Index: coregrind/m_aspacemgr/aspacemgr-linux.c
===================================================================
--- coregrind/m_aspacemgr/aspacemgr-linux.c	(revision 13566)
+++ coregrind/m_aspacemgr/aspacemgr-linux.c	(working copy)
@@ -264,11 +264,22 @@
 
 /* ------ start of STATE for the address-space manager ------ */
 
-/* Max number of segments we can track. */
-#define VG_N_SEGMENTS 5000
+/* Max number of segments we can track.  On Android, virtual address
+   space is limited, so keep a low limit -- 5000 x sizef(NSegment) is
+   360KB. */
+#if defined(VGPV_arm_linux_android) || defined(VGPV_x86_linux_android)
+# define VG_N_SEGMENTS 5000
+#else
+# define VG_N_SEGMENTS 30000
+#endif
 
-/* Max number of segment file names we can track. */
-#define VG_N_SEGNAMES 1000
+/* Max number of segment file names we can track.  These are big (1002
+   bytes) so on Android limit the space usage to ~1MB. */
+#if defined(VGPV_arm_linux_android) || defined(VGPV_x86_linux_android)
+# define VG_N_SEGNAMES 1000
+#else
+# define VG_N_SEGNAMES 6000
+#endif
 
 /* Max length of a segment file name. */
 #define VG_MAX_SEGNAMELEN 1000

Comment 9 Scott McCaskill 2013-09-19 14:56:27 UTC

With these changes I'm no longer hitting the limit in the app I use as a stress test.  Thanks!

Comment 10 Josh Stone 2013-09-23 18:46:27 UTC

Can you explain what it is about Android that limits *virtual* address space?  I understand the general constraints of 32-bit addressing, but I don't know why Android would be worse.
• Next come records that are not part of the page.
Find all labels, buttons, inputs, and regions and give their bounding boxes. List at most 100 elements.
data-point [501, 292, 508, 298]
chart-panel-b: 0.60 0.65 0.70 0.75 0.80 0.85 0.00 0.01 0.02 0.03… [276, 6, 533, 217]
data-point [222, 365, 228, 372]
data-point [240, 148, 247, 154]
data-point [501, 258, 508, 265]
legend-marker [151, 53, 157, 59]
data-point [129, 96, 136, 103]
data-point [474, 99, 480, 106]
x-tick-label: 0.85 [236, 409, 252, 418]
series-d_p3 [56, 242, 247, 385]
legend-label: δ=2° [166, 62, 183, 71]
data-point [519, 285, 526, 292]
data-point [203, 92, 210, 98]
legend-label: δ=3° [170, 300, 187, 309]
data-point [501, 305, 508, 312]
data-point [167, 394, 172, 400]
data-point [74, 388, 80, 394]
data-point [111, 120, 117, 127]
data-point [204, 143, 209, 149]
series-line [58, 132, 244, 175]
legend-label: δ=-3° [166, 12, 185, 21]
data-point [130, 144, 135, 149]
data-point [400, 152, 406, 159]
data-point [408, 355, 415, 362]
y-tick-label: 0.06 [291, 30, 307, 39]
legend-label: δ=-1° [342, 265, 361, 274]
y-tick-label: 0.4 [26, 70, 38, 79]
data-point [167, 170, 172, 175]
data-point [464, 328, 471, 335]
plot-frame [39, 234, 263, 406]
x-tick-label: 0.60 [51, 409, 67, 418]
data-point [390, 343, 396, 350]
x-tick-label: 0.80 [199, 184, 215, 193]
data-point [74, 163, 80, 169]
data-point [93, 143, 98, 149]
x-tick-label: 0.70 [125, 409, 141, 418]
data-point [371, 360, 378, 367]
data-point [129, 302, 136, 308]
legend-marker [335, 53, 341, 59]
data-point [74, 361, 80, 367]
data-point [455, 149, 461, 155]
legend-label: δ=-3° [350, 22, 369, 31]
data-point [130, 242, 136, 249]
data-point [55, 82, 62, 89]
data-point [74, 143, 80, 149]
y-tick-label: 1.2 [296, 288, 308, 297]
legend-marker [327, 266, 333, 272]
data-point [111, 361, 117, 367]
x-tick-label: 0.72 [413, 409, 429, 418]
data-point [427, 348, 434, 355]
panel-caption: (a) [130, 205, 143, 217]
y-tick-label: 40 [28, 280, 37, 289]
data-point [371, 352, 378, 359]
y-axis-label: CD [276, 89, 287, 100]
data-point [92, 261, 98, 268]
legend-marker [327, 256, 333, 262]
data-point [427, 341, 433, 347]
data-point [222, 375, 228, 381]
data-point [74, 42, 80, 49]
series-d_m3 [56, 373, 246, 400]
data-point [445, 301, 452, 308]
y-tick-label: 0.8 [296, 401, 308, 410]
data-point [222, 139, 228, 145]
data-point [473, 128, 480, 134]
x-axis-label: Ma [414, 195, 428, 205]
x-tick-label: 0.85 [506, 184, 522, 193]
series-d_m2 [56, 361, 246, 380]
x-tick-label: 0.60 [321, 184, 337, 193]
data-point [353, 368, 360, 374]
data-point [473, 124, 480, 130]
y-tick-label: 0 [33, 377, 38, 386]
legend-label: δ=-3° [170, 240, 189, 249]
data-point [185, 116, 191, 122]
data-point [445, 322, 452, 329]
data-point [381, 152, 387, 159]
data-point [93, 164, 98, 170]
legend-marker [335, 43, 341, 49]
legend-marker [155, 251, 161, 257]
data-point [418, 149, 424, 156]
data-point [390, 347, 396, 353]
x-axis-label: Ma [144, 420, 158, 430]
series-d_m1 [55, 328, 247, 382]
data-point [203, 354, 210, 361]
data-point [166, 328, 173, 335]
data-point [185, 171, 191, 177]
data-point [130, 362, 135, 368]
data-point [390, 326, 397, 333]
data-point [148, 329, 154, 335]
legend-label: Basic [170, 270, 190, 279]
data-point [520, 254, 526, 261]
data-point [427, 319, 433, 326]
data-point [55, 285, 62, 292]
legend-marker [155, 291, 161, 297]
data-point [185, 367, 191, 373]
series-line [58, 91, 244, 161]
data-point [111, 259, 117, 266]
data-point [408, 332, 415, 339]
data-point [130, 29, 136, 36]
It seems to me you could make these limits pretty high on 32-bit, and make it absurdly high on 64-bit.  So long as you only touch memory up to the _used parts, this should only occupy mapped space, but not any more dirty pages in resident memory than needed.

Comment 11 Julian Seward 2013-09-29 10:35:23 UTC

(In reply to comment #10)
> Can you explain what it is about Android that limits *virtual* address
> space?  I understand the general constraints of 32-bit addressing, but I
> don't know why Android would be worse.

Android devices on the whole don't have kernels with swap enabled,
so using a lot of memory tends to get the processes nuked by the kernel
without notice.

Comment 12 Josh Stone 2013-09-30 18:34:37 UTC

(In reply to comment #11)
> Android devices on the whole don't have kernels with swap enabled,
> so using a lot of memory tends to get the processes nuked by the kernel
> without notice.

Even if it's not resident memory?  That's unfortunate...

FWIW, I just confirmed for myself that bumping those limits even another 10x only affects the virtual size -- the resident size stayed the same for a given workload.